There are sights for the timid westerner, the safe routes, then there are the small off the beaten track places. Even the bigger cities provides you with this traveling feeling of hiking through so many different places. I have had some rough routes and easy ones. After spending time in the largest slums and the nicest night clubs of Mumbai, I flew to Calcutta to check out the former British colony. I loved it - West Bengal has great sweets, awesome street food and great people. I love Calcutta as it felt a little smaller and a little slower than Mumbai. It is a really cool city. The temples, the Howrah bridge, the parks, the markets. . . then Darjeeling. I took a 20 hour train to the very north of West Bengal to hide in the clouds near Tibet and drink hot tea. The weather was waaay cooler. I actually needed a sweater at one point. After Eddie met me here, we headed to Nepal. This was a trip. We took a bus to Siliguri, then another bus to the border (actually we say on the roof of this packed bus as it raced through the rainy darkness of the night to the border). We followed up this unforgettable ride with a really uncomfortable bicycle rickshaw ride to the actual border, and then finally exited India and woke up some Nepali officials to get a 15 day Nepal visa. After a really uncomfortable 3 hour night sleep and eating with some nice Nepali family, we headed by bus, a 17 hour bus ride, to Kathmandu. That city is dope. Swayambhunath Temple (the monkey temple), motor cycle rides (we rented motorcycles), Pashupatinath Temple (temple of the living beings), yoga with swamis, awesome food, funky Nepali shrines, Buddhism, plush green jungle crawling into the hectic city center. . I must return. Benares was the next stop: another 15 hour bus and a 6 hour train journey. Unreal. Varanasi is unreal. We roamed the old rotted alleyways and through the old temples to the ghats where we witnessed a few funerals, people bathing upon the holy river spot, and men preparing for the cremations. We were able to the early morning 5 am boat ride on the River Ganges, as well the sunset ride to see the fire and dance rituals. It was pretty touristy, way more than I anticipated, but still special.

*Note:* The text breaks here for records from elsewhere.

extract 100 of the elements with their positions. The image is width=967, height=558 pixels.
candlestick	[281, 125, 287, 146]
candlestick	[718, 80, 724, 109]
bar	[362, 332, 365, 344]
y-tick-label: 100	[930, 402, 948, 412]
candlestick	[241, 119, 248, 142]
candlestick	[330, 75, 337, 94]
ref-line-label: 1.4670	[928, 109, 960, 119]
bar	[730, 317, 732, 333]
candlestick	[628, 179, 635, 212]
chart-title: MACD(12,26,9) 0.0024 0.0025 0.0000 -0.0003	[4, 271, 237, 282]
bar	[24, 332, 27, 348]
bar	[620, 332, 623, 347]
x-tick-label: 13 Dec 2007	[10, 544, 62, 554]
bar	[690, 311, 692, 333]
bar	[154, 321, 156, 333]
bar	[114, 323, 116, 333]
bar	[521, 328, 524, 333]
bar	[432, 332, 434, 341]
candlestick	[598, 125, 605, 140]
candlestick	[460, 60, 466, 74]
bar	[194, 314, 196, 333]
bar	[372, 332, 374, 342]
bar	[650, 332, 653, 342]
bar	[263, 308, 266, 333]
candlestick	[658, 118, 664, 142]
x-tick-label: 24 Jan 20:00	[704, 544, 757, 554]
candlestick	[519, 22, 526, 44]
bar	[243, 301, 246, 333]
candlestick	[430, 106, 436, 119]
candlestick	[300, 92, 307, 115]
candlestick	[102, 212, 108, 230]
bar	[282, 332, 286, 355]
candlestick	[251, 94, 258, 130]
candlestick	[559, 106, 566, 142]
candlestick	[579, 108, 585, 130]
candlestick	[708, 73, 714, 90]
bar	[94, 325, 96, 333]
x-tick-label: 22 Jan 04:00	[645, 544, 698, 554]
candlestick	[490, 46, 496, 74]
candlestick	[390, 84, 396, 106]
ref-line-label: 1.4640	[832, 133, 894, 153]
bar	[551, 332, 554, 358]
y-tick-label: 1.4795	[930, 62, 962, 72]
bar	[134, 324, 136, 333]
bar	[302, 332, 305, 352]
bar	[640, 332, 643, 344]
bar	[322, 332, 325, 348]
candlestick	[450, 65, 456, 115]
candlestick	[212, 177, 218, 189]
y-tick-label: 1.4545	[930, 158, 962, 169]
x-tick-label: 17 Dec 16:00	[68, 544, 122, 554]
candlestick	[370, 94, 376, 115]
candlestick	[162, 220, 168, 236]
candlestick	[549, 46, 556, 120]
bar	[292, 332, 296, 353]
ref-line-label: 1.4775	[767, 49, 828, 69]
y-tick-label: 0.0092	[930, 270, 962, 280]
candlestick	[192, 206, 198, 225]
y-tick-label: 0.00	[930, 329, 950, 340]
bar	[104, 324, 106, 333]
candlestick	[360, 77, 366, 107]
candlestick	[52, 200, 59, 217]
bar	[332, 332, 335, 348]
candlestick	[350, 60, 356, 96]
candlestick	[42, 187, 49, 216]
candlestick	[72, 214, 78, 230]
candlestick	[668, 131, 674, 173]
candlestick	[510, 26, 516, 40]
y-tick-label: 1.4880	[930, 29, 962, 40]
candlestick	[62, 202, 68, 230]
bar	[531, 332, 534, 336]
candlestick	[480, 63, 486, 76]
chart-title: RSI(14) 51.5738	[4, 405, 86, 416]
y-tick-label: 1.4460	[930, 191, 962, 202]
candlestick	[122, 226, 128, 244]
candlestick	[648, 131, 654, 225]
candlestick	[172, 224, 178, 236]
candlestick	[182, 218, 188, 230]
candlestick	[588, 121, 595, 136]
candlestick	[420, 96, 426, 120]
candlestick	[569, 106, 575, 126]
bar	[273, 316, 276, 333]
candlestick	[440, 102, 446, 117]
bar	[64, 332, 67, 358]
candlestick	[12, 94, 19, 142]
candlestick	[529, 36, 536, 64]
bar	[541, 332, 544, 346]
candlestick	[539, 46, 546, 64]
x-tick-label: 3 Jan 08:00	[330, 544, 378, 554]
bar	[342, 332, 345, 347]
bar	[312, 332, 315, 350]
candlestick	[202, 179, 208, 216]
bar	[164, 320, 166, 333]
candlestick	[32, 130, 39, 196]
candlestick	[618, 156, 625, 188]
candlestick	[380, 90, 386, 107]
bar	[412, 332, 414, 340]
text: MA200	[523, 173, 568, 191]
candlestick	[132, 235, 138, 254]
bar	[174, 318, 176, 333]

Our trip ended as we took a very long 24 hour train ride in the general class compartment to Agra, to catch a glimpse of the Taj Mahal before I left India. Now this place I knew would be touristy, but it was way more special than I anticipated. It is gorgeous in fact!
Kathmandu


Varanasi

By the end, as I raced to Dehli to fly to Mumbai and say goodbye to the Maximum City before heading to Italy, I was overwhelmed with new sights and experiences. Now here I am, my last day in Mumbai before I head out. I almost feel the exhaustion that Siddhartha describes as he hangs with the Samanas and loses the Self to realize true reality in Herman Hesse's novel. A little dramatic of a comparison, but I don't really know how else to describe my mind. I have seen things I never thought I would see, and I can not think of anything else besides this moment - not pleasure, not excitement, not sadness, not even judgement. I have also become pretty sick and think I've lost about 10 pounds. I don't know how to sum it all up, but my India trip is over now.